March was endometriosis awareness month. The mission is to raise awareness of the condition which affects approximately 176 million women and an estimated 10% of women in the United States.
What is endometriosis?
Endometriosis is a condition in which the tissue that forms the uterine lining, or endometrium, is found elsewhere in a woman’s body. Symptoms of the condition often correlates with the menstrual cycle, but a woman with endometriosis may also experience pain that occurs outside of her cycle. The condition is discovered most commonly in women age 30-40, but due to its relationship with the menstrual cycle, symptoms are often confused for cramps and, in many cases, is undiagnosed.
What are the symptoms?
Endometriosis causes problems because the displaced tissue, called implants, responds to changes in levels of estrogen, just like the uterine lining. The implants swell and bleed and surrounding tissue can become irritated and inflamed as a result, sometimes leaving scar tissue known as adhesions. Many women may experience no symptoms at all, but chronic pelvic pain is the most common symptom of endometriosis—particularly before and during the menstrual cycle. Some women with the condition may also experience heavy menstrual bleeding. Sufferers of endometriosis may also experience pain during sex. If it affects the bowel or bladder, pain during bowel movements or during urination may also occur.
How do I get tested for it?
A simple test for endometriosis does not yet exist. Your healthcare provider may first conduct a pelvic exam, but the presence of the condition can only be confirmed via a surgical procedure, called laparoscopy. Sometimes the surgeon may remove a small amount of tissue for biopsy.
How is it treated?
Treatment for endometriosis depends largely its severity. Endometriosis can be treated with medication, surgery, or a combination of the two depending on the symptoms and whether the woman wishes to conceive in the future. If pain is the primary issue, your health provider will most likely try medication first. During surgery, endometriosis implants are removed.
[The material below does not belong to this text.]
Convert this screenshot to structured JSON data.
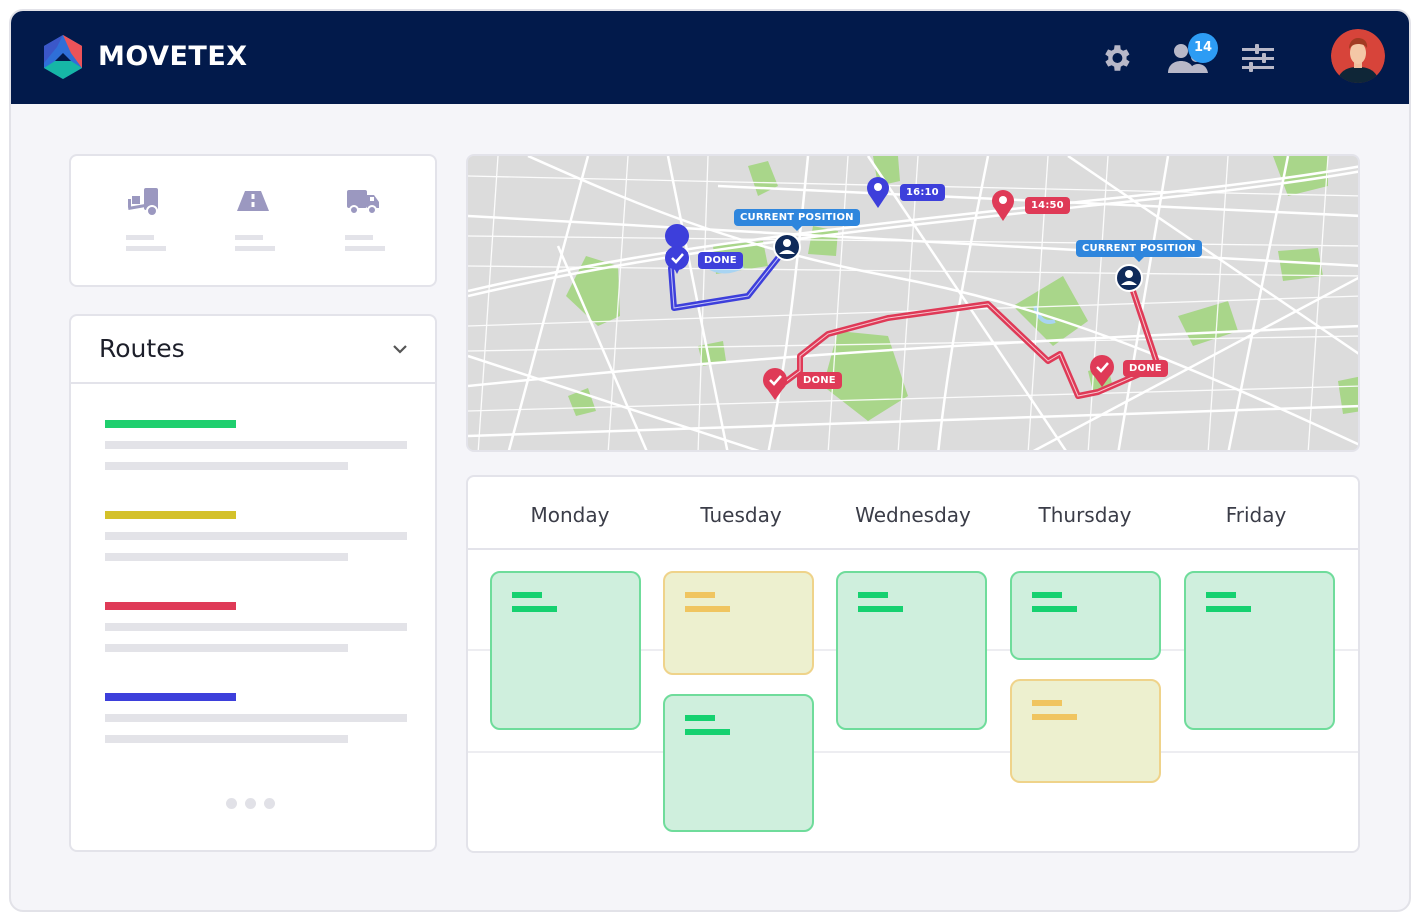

Most women experience relief following surgery, but 40-80% of affected women experience recurring pain in as little as two years.
What causes endometriosis?
There are many theories regarding the cause of endometriosis, but they have yet to be proven, so the cause of the condition remains unknown. Scientists researching endometriosis all agree, however, that the condition is affected by estrogen. Because of this, most current medical treatments attempt to temper estrogen production to provide relief.